CRAFTS — 216/262 — Tailors and drapers
Until the 13th century, tanners sold their goods to be processed by stitchers and cobblers. Weavers prepared cloth, but it was the cloth merchants who often cut it and sold it by the yard. Later, in the High Middle Ages, tailors sewed cut pieces into clothes.
Simple garments were sewn by women for their families at home. Care was taken to sew clothes thoroughly, as clothing was inherited and often lasted for years, with minor repairs.
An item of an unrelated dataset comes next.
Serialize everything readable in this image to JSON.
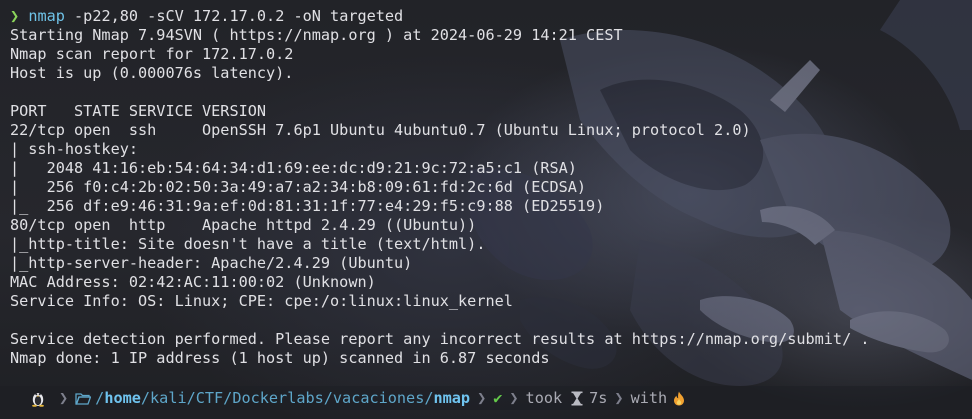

In the early 14th century, people in larger towns began to pay more attention to fashion. Tailors started to specialise in only one type of clothing, so in the Middle Ages, we find coat makers, hosiers, doublet makers, glove makers, hatters, cloak makers, and second-hand dealers who repaired old clothes. In smaller towns, tailors had to be able to sew anything due to lower demand.
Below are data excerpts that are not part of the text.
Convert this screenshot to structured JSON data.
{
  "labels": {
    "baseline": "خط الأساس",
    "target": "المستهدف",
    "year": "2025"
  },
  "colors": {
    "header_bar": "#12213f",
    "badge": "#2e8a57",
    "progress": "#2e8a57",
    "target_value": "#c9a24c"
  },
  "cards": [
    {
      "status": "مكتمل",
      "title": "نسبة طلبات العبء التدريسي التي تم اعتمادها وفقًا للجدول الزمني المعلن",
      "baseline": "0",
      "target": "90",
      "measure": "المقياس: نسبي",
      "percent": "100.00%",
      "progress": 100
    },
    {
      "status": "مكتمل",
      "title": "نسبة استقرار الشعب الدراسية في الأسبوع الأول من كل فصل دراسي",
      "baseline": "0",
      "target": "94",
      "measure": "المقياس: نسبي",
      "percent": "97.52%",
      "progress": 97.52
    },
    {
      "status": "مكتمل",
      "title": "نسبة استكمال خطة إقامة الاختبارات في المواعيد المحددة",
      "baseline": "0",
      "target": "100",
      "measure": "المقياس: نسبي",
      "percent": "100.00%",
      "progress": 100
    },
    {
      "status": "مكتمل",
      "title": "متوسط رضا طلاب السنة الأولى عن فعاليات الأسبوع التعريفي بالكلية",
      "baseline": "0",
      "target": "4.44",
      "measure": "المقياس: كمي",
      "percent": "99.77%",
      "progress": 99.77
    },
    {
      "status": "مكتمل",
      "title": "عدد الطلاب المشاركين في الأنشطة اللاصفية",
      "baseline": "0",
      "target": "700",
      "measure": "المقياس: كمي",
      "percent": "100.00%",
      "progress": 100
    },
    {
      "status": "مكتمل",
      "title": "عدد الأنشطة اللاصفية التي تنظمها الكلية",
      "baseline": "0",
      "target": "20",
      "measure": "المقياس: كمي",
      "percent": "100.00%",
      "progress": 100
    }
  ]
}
— In the later Middle Ages, the work of tailors and drapers was closely connected to the wider organisation of the cloth trade, one of the most important branches of then's economy, especially in England. Clothiers (tailors) also arranged the sale of the finished cloth, including visiting town markets and fairs, and negotiating with merchants. They required a range of technical knowledge, from buying wool to dyeing, as well as marketing skills. Throughout the cloth-making process they had to monitor quality and ensure that products were completed and delivered on time and at an acceptable cost.
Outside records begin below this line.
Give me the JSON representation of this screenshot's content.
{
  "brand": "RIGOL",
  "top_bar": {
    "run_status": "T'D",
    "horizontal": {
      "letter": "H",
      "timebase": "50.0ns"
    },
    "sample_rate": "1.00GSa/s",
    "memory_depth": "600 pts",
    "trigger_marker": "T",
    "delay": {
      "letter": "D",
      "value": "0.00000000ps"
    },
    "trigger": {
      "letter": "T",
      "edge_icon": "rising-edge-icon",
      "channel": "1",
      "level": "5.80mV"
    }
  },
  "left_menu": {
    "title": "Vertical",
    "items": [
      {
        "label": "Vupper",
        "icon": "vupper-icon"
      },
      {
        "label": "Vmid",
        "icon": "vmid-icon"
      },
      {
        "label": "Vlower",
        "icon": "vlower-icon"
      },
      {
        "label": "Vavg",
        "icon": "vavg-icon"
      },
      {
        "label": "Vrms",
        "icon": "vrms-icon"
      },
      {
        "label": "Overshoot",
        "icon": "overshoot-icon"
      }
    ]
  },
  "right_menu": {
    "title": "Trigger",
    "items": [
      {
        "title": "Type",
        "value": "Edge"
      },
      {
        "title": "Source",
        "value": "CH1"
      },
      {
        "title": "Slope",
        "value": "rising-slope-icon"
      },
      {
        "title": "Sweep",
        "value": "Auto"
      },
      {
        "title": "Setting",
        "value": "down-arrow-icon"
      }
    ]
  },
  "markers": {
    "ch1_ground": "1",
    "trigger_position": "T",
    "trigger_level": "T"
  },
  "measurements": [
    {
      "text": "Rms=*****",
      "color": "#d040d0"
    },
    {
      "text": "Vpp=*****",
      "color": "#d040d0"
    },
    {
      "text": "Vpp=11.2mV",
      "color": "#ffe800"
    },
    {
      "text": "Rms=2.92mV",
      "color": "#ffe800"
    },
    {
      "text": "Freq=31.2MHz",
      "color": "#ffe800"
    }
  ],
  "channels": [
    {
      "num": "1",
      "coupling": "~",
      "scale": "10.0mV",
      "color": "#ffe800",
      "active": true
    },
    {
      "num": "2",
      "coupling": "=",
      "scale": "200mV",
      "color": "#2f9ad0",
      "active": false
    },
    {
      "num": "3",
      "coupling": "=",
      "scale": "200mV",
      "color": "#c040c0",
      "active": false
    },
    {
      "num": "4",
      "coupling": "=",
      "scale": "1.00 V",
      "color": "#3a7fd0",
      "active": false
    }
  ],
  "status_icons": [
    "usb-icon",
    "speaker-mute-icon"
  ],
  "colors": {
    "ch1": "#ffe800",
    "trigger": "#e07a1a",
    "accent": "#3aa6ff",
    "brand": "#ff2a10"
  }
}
The production of cloth was layered; wool was sorted and combed before being spun into yarn, woven on looms, dyed, and then fulled to thicken and clean the fabric. Despite the central role of women in the process of textile production, the profession of tailoring itself was largely dominated by men. Women were extensively involved in spinning, sewing, and household garment-making, yet legitimate recognition of women by tailoring guilds was generally restricted to male craftsmen until much later.
At the same time, the making and sale of clothing were subject to regulation. From the late 13th century, sumptuary laws defined what fabrics, colours, and ornaments could be worn according to social rank. These laws affected drapers and tailors, as they restricted the materials that could be used and sold. The laws were often quite specific and aimed at women and middle class. Low necklines were prohibited in Genoa, Milan, and Rome in the early 16th century, and under Henry V in 15th century England, yeomen and commoners could not wear coloured clothes longer than the knee.